The Lancia D25 was a sports racing car introduced by Lancia in 1954, and raced in the 1954 and 1955 seasons to improve on the already successful D24.

==Development history==
Between 1953 and early 1954, Lancia decided to upgrade the Lancia D24s with a new, more powerful engine to make them even more competitive. The engine was upgraded from the 3,284 cc D24 to the 3,749.69 cc D25. The Lancia D25 made its debut without much success on June 27, 1954, at the Grand Prix of Porto. The V6 produced 300 hp at 6.500 rpm, giving the car a top speed of 275 km/h. The Lancia D25 was very similar to the previous Lancia D24, the differences besides the engine also concerned the chassis, modifications made necessary to accommodate the new larger and more powerful engine, furthermore the suspensions were also improved and the wheelbase also changed: of the three cars initially assembled, two had an extended wheelbase (245 cm instead of 240) and one, on the contrary, a shortened wheelbase (230 cm).

The development plans for the car, initially planned by Lancia, were interrupted in the second part of 1954, mainly due to Lancia's growing financial difficulties.

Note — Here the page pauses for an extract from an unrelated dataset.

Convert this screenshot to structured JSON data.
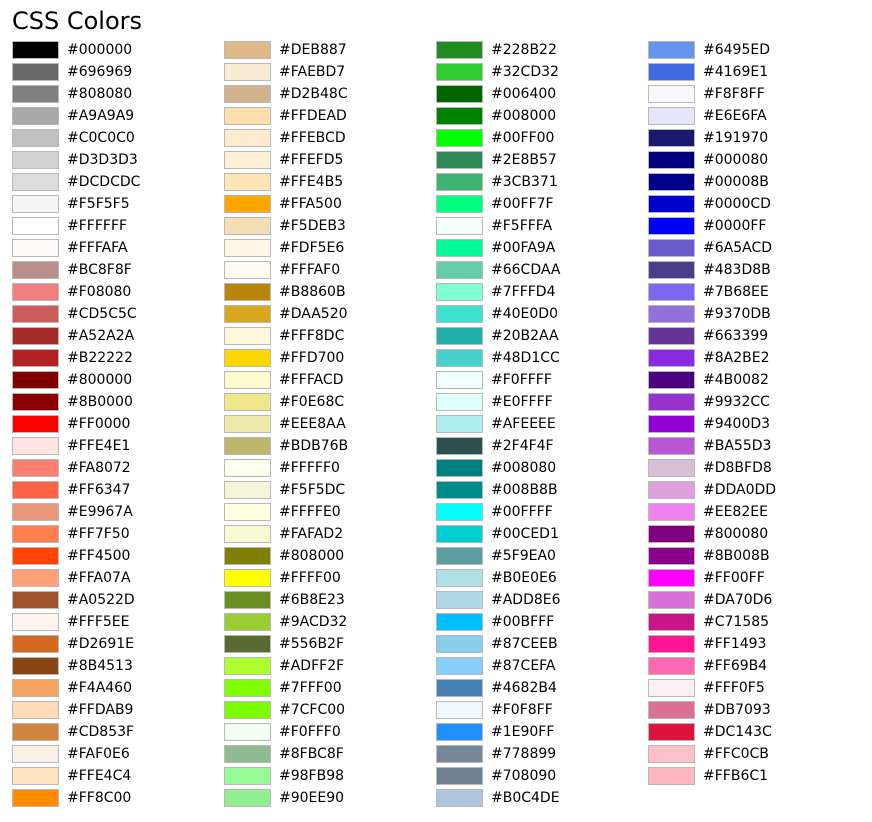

The sales of Lancia Aurelia second series are proceeding slowly, while those of the more recent Lancia Appia are not reaching the expected numbers of sales, an obvious sign that the victories and performances of the Lancia D23 and Lancia D24 have not helped to increase the sales volumes of the production cars, and Gianni Lancia, already dealing with the issues related to the Lancia D50 Formula One car, begins to seriously consider the possibility of abandoning sports car racing and, as a first step in that direction, reduced the considerable investments that the development of the Lancia D25 seems to require. However, the Lancia D25 raced on September 11, 1954 at the RAC Tourist Trophy. Both Lancia D25 in the race are forced to retire. After the dispute of the Tourist Trophy, the development of the D25 comes to a stop: a week after the poor performances seen in the English race, a Lancia D25 is entrusted to Eugenio Castellotti to compete in the Bologna-Raticosa Hill Climb in Italy, a race later won. However, some believe that a Lancia D24 was used instead of the more powerful Lancia D25. The Eugenio Castellotti's #234 Lancia Spider was registered TO 158156. After that race won, the Lancia D25 is no longer used in racing by Lancia. On October 18, 1954, Lancia announced its withdrawal from motorsports to focus its now scarce financial resources exclusively on Formula One, in order to gain better international visibility and increase its poor sales. Despite Lancia's now well-known financial difficulties in 1955, Gianni Lancia was persuaded to build a Lancia D25 with a different bodywork – again by Pininfarina – featuring a lower and wider front grille, at the request of Alberto Ascari, who had wanted to participate in the Carrera Panamericana at the end of 1955. But Alberto Ascari's death on May 26, 1955 marked the inexorable and definitive end of the D25, which, almost complete, was somehow finished and immediately relegated to the Lancia Museum. Ascari's death marks the collapse of Gianni Lancia's certainties, who will first close all Lancia's motorsport racing and a year later, in June 1956, will leave forever the presidency of Lancia and will sell the Lancia company to Carlo Pesenti of Italcementi.